Last Monday, Nicola Sturgeon was being booed in Dunfermline; today she will be cheered to the rafters in Aberdeen.
It’s nothing to do with the old cliche that a week is a long time in politics – it says more about the polarisation of Scottish politics.
The First Minister was always going to get the warmest of receptions at the SNPs 88th annual conference. She has probably spoken at around a third of those conferences, and for members who turn up to an SNP conference, she is the star turn and seldom lets them down in a conference speech.
The SNP has gathered in Aberdeen for their first real conference in three years, since the outbreak of Covid. They seem to be in good spirits, they are generally happy to see each other.
There is plenty of drinking in bars late into the night. There are plenty of fringe meetings but there’s no big rows playing out at this conference.
It doesn’t feel like a party conference leading up to another independence referendum.
I think that is because the members and delegates here know this gathering won’t take Scotland any closer to their goal.
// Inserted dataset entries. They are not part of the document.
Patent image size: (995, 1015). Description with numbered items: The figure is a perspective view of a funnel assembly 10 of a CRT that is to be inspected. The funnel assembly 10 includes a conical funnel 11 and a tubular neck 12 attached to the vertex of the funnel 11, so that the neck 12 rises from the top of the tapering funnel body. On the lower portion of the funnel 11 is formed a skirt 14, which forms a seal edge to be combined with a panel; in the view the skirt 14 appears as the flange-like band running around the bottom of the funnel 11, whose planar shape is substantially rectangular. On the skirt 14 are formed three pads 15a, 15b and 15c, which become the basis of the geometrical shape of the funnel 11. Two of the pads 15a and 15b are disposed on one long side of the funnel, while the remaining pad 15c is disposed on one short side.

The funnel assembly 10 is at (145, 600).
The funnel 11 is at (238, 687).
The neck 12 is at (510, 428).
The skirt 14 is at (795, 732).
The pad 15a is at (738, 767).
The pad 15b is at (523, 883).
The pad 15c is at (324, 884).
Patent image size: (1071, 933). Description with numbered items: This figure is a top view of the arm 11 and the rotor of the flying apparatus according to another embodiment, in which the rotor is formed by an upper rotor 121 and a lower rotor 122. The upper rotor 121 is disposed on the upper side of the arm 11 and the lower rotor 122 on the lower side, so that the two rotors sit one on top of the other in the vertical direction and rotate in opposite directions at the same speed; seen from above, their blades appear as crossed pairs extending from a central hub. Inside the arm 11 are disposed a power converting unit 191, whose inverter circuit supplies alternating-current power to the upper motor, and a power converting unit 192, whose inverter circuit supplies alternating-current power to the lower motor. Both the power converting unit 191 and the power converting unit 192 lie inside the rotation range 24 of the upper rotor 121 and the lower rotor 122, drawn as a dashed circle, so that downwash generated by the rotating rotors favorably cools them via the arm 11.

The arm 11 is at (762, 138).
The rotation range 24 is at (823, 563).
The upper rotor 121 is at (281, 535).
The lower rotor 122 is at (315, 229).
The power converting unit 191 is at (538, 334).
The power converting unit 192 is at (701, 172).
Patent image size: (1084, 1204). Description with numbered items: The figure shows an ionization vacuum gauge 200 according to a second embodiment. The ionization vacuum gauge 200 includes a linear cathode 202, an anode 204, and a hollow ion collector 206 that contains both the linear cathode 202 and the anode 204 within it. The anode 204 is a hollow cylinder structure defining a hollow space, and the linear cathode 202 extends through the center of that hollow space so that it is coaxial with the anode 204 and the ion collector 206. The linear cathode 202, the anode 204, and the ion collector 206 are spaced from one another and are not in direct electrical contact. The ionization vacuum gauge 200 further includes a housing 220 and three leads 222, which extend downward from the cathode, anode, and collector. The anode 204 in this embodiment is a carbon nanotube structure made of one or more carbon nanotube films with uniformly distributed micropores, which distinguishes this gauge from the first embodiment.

This time next year, Nicola Sturgeon wants Scotland to be just over a week away from another referendum, but whether or not that happens depends not on an SNP conference but on the Supreme Court.
And that hearing to determine whether the Scottish Parliament has the power to hold a referendum starts on Tuesday, with a determination from the judges due in November at the earliest.
So, while the SNP enjoy their leader’s speech at their conference today, the most important speech to them could come not from Nicola Sturgeon – but from the Lord Advocate, Dorothy Bain, at the Supreme Court tomorrow.